In sum, giving appropriate deference to Revenue Procedure 2002-40, we hold that Plaintiff was required to file either an application for tentative refund or an amended tax return on or before October 31, 2002, in order to carryback its 2001 net operating loss to its 1996 tax year. It did not do so. Accordingly, we agree with the district court that Plaintiffs refund claim for 1996 was untimely.

AFFIRMED.

. A Revenue Procedure is a "statement of procedure that affects the rights or duties of taxpayers or other members of the public under the Code and related statutes or information that, although not necessarily affecting the rights and duties of the public, should be a matter of public knowledge.” Treas. Reg. (26 C.F.R.) § 601.601 (d)(2)(i)(b). "Revenue Procedures usually reflect the contents of internal management documents, but, where appropriate, they are also published to announce practices and procedures for guidance of the public.” Id. § 601.601 (d)(2)(vi).

.A taxpayer’s net operating loss for a given taxable year is the excess of deductions over gross income. Internal Revenue Code (26 U.S.C.) (I.R.C.) § 172(c). The Internal Revenue Code permits a taxpayer to carryback a net operating loss to prior tax years and carry-forward a net operating loss to future tax years. Id. § 172(b)(1)(A). As a general rule, a carryback is limited to two years and a cariy-forward is limited to 20 years. Id. The total net operating loss carrybacks and carry-forwards for a given tax year are allowed as a deduction against taxable income. Id. § 172(a). Simply stated, a taxpayer that has a net operating loss for a given tax year may use that loss to offset income in prior years, later years, or both.

. A "quick refund” refers to an application for tentative adjustment on IRS Form 1139, "Corporation Application for Tentative Refund,” under Treas. Reg. § 1.6411-1 (b)(1).

. Although I.R.C. § 172 has been amended since 2001, the text of the subparagraph that provides for the two-year carryback period remains unchanged. Compare I.R.C. § 172(b)(1)(A) (2001) with I.R.C. § 172(b)(1)(A) (2007). Therefore, unless the context requires otherwise, we omit the year of the I.R.C. from our citations.

. In its briefing, the government aptly describes JCWA Act § 102 as “essentially a temporary statutory provision that applies to only two tax years.”

. Section 6511(d)(2)(A) allows a taxpayer to file a refund claim due to a net operating loss carryback within three years of the date when the return is due for the year generating the net operating loss.

. Shortly after passage of the JCWA Act, and in response to a Treasury Department inquiry, the chairs and ranking members of the House Ways and Means Committee and the Senate Finance Committee sent a joint letter to the Treasury Department to "provide sufficient clarification so that the Treasury Department can issue guidance reflecting the Congressional intent of [the JCWA Act].” Congressional Letter from Rep. Bill Thomas, Chair, Comm, on Ways and Means; Sen. Max Bau-cus, Chair, Comm, on Finance; Rep. Charles B. Rangel, Ranking Member, Comm, on Ways and Means; Sen. Charles E. Grassley, Ranking Member, Comm, on Finance, to Mark A. Weinberger, Assistant Sec’y (Tax Policy), Dep't of the Treasury (Apr. 15, 2002).

. A revenue ruling is “an official interpretation by the Service that has been published in the Internal Revenue Bulletin ... for the information and guidance of taxpayers, Internal *942Revenue Service officials, and others concerned.” Treas. Reg. § 601.601 (d)(2)(i)(a).
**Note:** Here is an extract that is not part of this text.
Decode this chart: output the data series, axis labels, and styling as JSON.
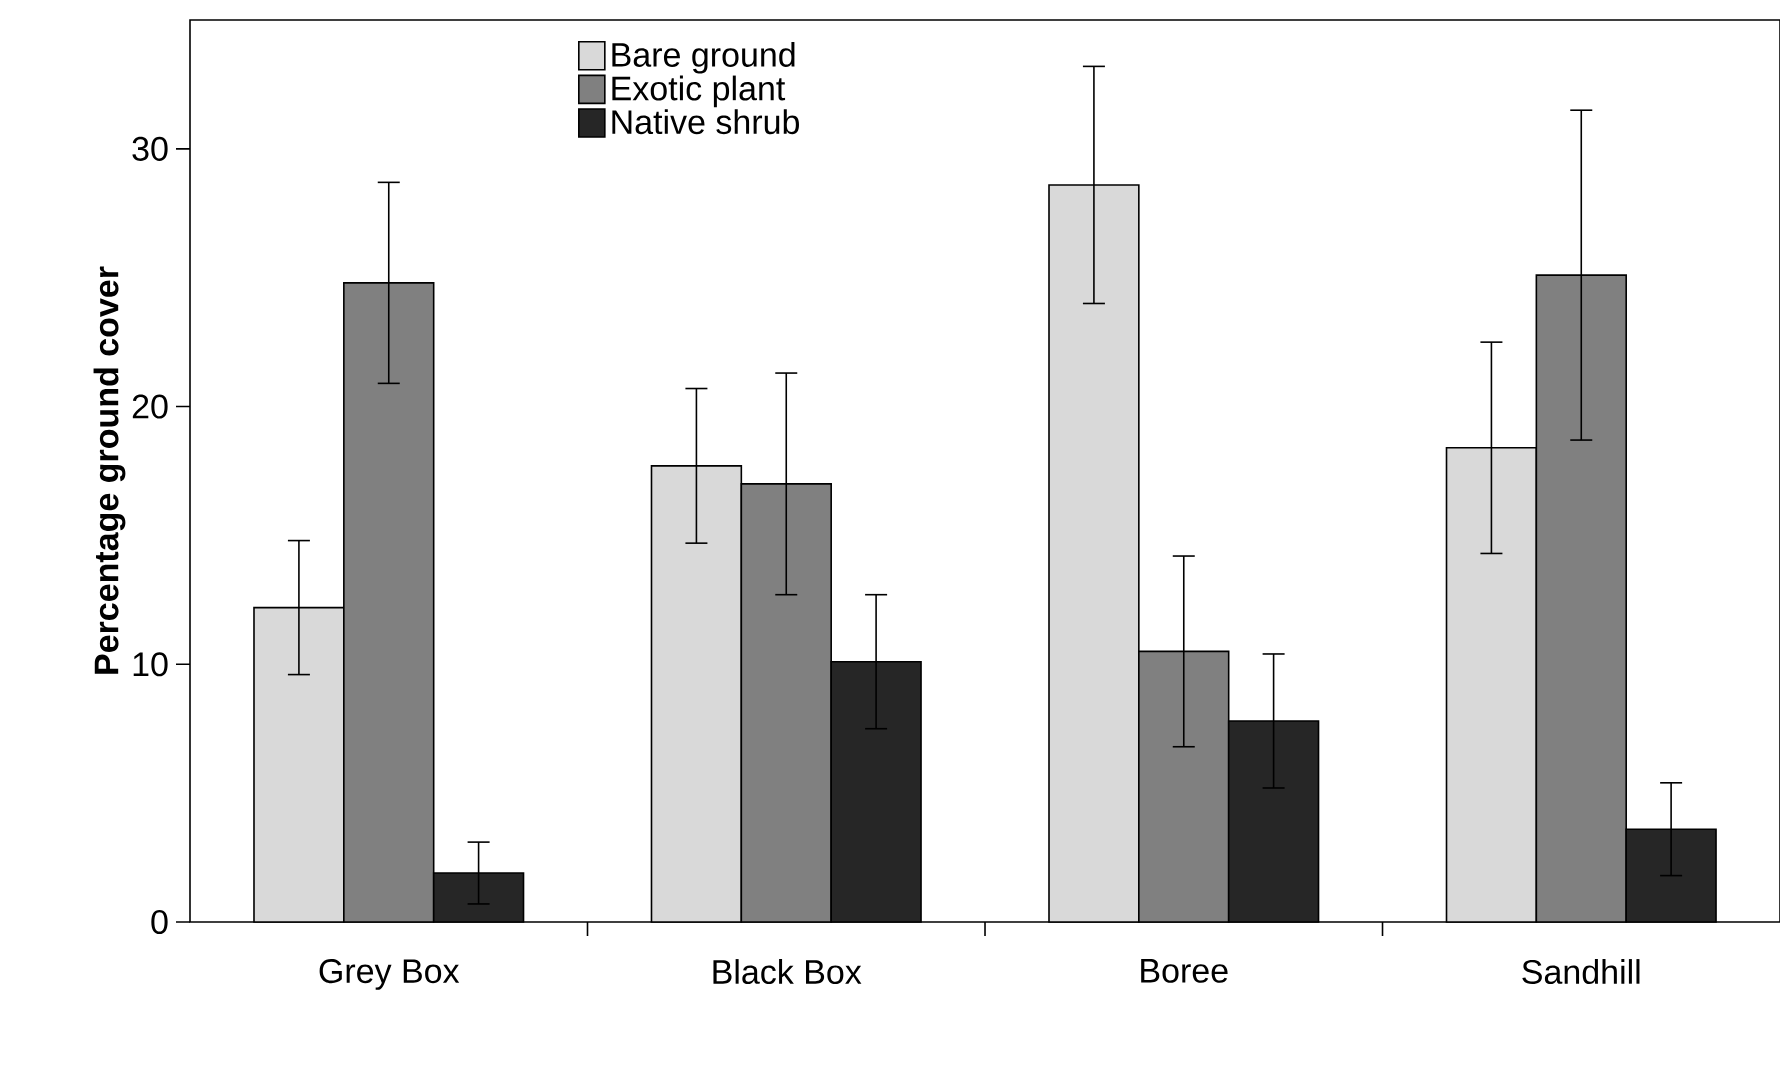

Revenue rulings “do not have the force and effect of Treasury Department Regulations ..., bul are published to provide precedents to be used in the disposition of other cases, and may be cited and relied upon for that purpose.” Id. § 601.601 (d)(2)(v)(d).
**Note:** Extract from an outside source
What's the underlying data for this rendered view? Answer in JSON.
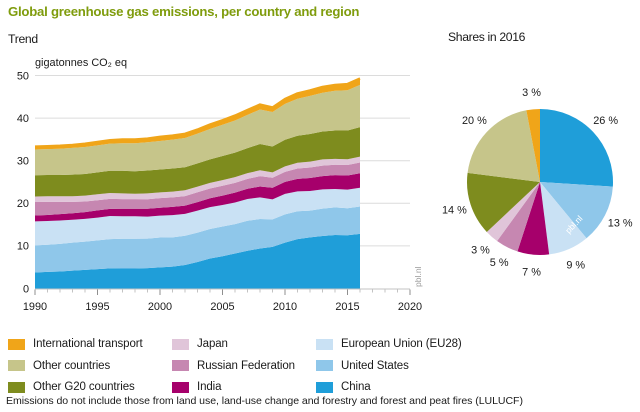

. A Report of the House Ways and Means Committee discussing § 322(g), the predecessor statute to § 6511(d)(2)(B)(i), stated:

[U]nder the proposed subsection (g) of § 322 of the Code, even though the tax liability for a given taxable year, for example, has already been litigated before the Tax Court, credit or refund of an overpayment attributable to a carry-back may be allowed or made, if claim for credit or refund is filed within the period prescribed in section 322(b)(6)....
H.R.Rep. No. 79-849 (1945), reprinted in 1945 C.B. 566, 587.